The stains were His test and His blessing. I almost failed, almost proved myself unworthy of the gift He gave me. It seemed like the Devil was chasing me, scuffing the floor whenever I turned around, getting dog shit ground into the carpet, staining everything I could see. All I wanted was a little place that was beautiful, a little corner where the world couldn't hurt me. I lost that place. I tried to swallow a bottle of aspirin. Lloyd called an ambulance, packed his bags, and left. I haven't seen him since. I have my home. All I need is my home.

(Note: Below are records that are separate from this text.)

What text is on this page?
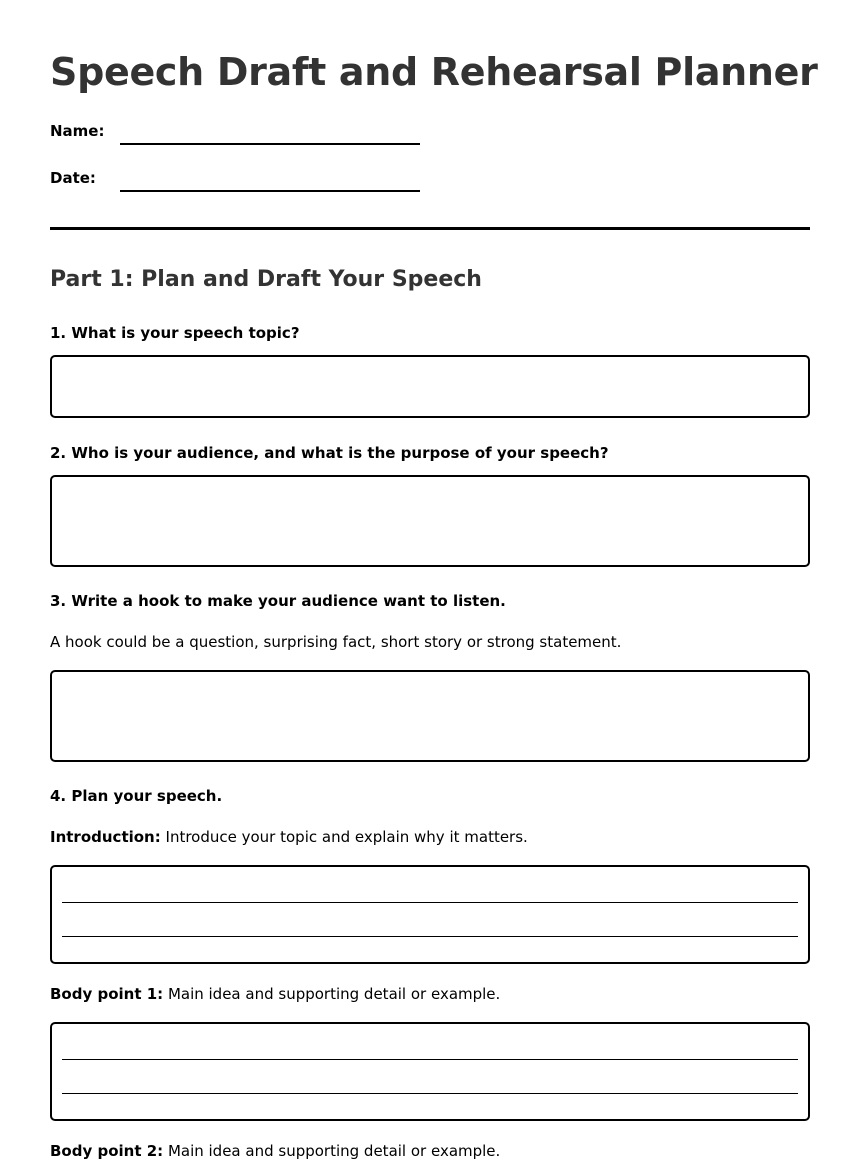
Speech Draft and Rehearsal Planner
Name:
Date:
Part 1: Plan and Draft Your Speech
1. What is your speech topic?
2. Who is your audience, and what is the purpose of your speech?
3. Write a hook to make your audience want to listen.
A hook could be a question, surprising fact, short story or strong statement.
4. Plan your speech.
Introduction: Introduce your topic and explain why it matters.
Body point 1: Main idea and supporting detail or example.
Body point 2: Main idea and supporting detail or example.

The Lord works in mysterious ways. I had to let go of wanting everything clean, and once I did, everything changed. I'm so much happier now. You put so much of yourself into caring about things that don't matter and there's nothing left of yourself to truly live. I'm not saying it didn't take time, getting used to my new life. I walk over banana peels, old bills and newspapers, pillows, food wrappers, furniture. When I couldn't see my TV anymore, I took it out of the entertainment center and set it on a pile of towels. I wasn't showering anymore, so I didn't need them. More trash just emerges now, by itself. It doesn't think I see it, but I always see it; empty tissue boxes I never bought, dirty clothes I never wore, When I couldn't reach my bed without a rake, I started sleeping on the floor. The floor is so soft with so much flotsam on it. That's what I think of it as. Just debris in the ocean.
That's what we'll all be, in the end. Just floating in the water. I'm ahead of the rest of you now.